Success or failure is more complex than hiring the right person, not least because the Peter Principle. But have you interviewed the spouses? Yes, you read right — spouses. One might infer from recent research that interviewing spouses or at least knowing the set-up at home might give you a good idea of the new teammate’s success potential.

One is a diary study of dual-earner couples showing that people put more time in at work when their intimate relationships are going well, because the absence of drama at home gives them greater emotional, cognitive, and physical vigor to bring to the workplace.

The other shows that spouses’ personalities affect employees’ work outcomes — incomes, promotions, and so on. Both studies are reminders that each individual bent over each task in the office is connected to, and the product of, a social and familial context that matters a lot, and we should all be paying more attention to those contexts.

The second study is quite remarkable.

Brittany C. Solomon and Joshua J. Jackson of Washington University in St. Louis realized that a rich trove of data on thousands of Australian households would lend itself to an analysis of the effect of spouses’ personality characteristics on people’s employment outcomes, because the database included not only survey results indicating personality dimensions but also information on incomes, promotions, and job satisfaction.

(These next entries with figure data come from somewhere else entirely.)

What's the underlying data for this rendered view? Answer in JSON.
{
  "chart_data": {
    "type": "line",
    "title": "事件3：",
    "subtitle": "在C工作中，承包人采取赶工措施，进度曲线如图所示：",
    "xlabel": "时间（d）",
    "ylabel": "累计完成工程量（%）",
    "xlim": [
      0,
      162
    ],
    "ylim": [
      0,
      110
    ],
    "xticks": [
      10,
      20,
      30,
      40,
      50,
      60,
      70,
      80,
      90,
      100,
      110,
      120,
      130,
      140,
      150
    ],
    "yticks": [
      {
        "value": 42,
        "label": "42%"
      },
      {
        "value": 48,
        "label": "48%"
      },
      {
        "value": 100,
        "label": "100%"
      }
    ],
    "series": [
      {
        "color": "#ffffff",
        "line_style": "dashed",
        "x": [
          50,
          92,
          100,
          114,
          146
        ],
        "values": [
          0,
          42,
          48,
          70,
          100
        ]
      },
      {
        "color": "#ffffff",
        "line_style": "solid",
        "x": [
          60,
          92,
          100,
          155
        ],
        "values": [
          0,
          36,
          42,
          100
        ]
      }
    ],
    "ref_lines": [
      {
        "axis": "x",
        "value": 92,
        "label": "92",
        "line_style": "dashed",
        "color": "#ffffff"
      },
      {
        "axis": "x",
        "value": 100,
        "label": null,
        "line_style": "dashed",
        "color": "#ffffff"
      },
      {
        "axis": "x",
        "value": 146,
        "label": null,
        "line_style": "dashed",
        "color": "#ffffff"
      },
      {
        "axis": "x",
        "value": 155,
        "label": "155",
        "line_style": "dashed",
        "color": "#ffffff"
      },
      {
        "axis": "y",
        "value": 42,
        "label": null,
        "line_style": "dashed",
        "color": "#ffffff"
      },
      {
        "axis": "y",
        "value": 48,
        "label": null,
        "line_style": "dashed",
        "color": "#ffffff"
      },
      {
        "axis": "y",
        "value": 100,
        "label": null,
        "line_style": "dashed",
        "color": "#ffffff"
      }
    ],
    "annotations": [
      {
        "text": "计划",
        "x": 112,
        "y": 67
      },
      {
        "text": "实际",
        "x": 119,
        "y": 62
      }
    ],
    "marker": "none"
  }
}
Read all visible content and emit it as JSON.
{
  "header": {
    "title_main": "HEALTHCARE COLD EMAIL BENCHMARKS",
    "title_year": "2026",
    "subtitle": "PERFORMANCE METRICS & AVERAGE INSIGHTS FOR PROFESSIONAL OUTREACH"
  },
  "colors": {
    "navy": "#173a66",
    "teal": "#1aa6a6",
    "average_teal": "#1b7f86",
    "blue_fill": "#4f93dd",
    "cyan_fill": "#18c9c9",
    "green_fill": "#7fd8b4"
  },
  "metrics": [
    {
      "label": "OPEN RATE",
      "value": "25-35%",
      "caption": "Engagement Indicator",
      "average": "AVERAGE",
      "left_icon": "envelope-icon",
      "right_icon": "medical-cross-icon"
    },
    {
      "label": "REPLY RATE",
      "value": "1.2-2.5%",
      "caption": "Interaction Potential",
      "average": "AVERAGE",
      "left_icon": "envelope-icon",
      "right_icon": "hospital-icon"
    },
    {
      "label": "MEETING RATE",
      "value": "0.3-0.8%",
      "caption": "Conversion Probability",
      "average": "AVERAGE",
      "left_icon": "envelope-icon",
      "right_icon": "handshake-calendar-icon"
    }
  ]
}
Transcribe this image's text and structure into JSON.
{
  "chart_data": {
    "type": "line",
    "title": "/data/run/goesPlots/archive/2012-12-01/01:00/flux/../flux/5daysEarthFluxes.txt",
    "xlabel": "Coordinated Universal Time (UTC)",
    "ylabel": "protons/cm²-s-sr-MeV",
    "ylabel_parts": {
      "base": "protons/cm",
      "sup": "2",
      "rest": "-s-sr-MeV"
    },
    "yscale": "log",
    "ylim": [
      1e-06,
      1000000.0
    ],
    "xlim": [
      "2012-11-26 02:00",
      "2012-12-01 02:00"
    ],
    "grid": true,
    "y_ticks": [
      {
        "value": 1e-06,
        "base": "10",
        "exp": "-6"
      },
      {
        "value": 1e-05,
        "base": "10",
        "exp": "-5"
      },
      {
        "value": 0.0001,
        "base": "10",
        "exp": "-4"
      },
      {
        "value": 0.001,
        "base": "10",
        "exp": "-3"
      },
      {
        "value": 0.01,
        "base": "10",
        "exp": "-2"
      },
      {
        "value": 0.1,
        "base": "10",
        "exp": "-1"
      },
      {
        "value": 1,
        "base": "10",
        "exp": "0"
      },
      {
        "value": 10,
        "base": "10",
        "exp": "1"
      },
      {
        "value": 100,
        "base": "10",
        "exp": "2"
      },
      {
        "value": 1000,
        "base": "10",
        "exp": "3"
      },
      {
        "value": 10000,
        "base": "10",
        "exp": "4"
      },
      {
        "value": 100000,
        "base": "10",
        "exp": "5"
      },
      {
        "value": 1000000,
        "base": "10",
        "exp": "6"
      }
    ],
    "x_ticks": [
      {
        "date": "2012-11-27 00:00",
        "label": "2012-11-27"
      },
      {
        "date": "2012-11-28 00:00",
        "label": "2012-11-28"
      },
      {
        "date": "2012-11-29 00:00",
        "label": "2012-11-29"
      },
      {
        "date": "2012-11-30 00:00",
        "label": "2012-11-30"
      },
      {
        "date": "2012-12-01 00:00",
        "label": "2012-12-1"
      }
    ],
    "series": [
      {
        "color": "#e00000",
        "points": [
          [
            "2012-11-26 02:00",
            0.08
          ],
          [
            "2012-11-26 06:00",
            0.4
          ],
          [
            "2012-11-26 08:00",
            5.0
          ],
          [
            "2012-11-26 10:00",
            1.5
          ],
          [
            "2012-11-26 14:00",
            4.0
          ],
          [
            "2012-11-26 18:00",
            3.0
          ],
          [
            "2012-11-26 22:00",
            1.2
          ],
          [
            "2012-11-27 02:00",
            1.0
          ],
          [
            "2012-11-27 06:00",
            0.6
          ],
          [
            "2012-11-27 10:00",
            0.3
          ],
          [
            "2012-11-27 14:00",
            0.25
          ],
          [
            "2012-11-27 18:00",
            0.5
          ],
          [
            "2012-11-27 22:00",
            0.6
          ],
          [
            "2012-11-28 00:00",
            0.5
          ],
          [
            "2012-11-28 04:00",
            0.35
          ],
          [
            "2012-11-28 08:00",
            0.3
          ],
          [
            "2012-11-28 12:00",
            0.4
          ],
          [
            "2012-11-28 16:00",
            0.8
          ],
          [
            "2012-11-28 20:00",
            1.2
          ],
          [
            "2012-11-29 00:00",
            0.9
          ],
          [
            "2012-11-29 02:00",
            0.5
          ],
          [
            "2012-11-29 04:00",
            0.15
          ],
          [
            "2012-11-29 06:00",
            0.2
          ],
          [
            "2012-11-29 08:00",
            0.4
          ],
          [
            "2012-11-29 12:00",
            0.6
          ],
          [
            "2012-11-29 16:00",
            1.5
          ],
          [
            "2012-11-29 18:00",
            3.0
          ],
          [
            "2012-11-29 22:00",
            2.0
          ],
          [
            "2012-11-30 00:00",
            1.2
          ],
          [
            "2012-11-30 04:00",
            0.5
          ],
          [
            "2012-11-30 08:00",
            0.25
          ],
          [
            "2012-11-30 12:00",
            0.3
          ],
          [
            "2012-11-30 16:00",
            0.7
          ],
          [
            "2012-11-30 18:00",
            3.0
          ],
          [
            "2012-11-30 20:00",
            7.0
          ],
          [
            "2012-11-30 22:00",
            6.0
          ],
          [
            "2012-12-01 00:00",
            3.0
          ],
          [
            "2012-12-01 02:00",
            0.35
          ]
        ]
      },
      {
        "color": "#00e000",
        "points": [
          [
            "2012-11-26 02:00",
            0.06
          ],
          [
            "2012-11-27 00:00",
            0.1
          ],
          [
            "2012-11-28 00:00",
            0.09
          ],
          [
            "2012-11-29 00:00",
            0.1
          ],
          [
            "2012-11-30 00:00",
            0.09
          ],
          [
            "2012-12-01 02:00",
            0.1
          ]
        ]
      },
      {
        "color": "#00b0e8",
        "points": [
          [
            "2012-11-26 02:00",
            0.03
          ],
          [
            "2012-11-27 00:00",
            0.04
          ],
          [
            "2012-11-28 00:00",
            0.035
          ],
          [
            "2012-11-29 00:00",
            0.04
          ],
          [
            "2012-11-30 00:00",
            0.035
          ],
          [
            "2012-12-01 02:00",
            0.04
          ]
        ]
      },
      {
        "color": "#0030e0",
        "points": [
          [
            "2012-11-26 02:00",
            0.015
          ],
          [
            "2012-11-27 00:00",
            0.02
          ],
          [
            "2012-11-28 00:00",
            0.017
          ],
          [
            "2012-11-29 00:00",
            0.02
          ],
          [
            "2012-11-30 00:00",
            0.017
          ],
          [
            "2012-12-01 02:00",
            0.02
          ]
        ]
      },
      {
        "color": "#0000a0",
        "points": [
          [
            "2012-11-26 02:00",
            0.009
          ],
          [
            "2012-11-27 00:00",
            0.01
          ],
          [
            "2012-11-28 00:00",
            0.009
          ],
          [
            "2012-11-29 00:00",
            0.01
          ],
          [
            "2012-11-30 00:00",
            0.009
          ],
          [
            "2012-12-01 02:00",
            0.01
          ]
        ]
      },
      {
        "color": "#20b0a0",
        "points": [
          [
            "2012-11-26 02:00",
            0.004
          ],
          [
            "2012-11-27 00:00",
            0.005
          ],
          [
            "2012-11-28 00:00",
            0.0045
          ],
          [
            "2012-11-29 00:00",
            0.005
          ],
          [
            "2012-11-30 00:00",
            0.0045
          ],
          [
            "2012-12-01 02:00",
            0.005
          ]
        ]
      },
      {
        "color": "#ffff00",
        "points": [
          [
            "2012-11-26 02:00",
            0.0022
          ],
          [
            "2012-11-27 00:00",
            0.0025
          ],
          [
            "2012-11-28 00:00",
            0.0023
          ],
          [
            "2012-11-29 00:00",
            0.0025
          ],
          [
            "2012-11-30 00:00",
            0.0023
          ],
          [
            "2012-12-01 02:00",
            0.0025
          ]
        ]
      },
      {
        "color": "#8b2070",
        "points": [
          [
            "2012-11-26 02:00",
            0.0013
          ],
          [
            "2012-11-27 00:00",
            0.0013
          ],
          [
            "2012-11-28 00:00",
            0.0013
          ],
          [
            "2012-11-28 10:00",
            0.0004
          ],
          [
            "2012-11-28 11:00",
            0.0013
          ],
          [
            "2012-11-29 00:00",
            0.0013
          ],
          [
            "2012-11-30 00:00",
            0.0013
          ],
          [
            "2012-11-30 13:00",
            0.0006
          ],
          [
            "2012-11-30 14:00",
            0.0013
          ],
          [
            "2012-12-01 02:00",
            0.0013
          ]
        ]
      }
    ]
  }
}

The personality data covered what are known as the “big five” dimensions — extroversion, agreeableness, neuroticism, conscientiousness, and openness. The researchers found that the only spousal trait that was important to an employee’s work outcomes was conscientiousness, which turns out to predict employee income, number of promotions, and job satisfaction, regardless of gender.

There is more. Are you an employer that wants the workplace to be a welcoming and egalitarian place for female employees? Then you will love this — or not!  Research shows a link between a heterosexual man’s marriage structure and his attitudes towards women in the workplace, including disliking their presence in the workplace and denying the women promotion opportunities.

Based on five studies with a total of 993 married, heterosexual male participants, we found that marriage structure has important implications for attitudes, beliefs, and behaviors related to gender among heterosexual married men in the workplace. Specifically, men in traditional marriages—married to women who are not employed—disfavor women in the workplace and are more likely than the average of all married men to make decisions that prevent the advancement of qualified women. Results show that employed men in traditional marriages tend to (a) view the presence of women in the workplace unfavorably, (b) perceive that organizations with higher numbers of female employees are operating less smoothly, (c) perceive organizations with female leaders as relatively unattractive, and (d) deny qualified female employees opportunities for promotions more frequently than do other married male employees. Moreover, our final study suggests that men who are single and then marry women who are not employed may change their attitudes toward women in the workplace, becoming less positive. The consistent pattern of results across multiple studies employing multiple methods (lab, longitudinal, archival) and samples (U.S., U.K., undergraduates, managers) demonstrates the robustness of our findings that the structure of a man’s marriage influences his gender ideology in the workplace, presenting an important challenge to workplace egalitarianism.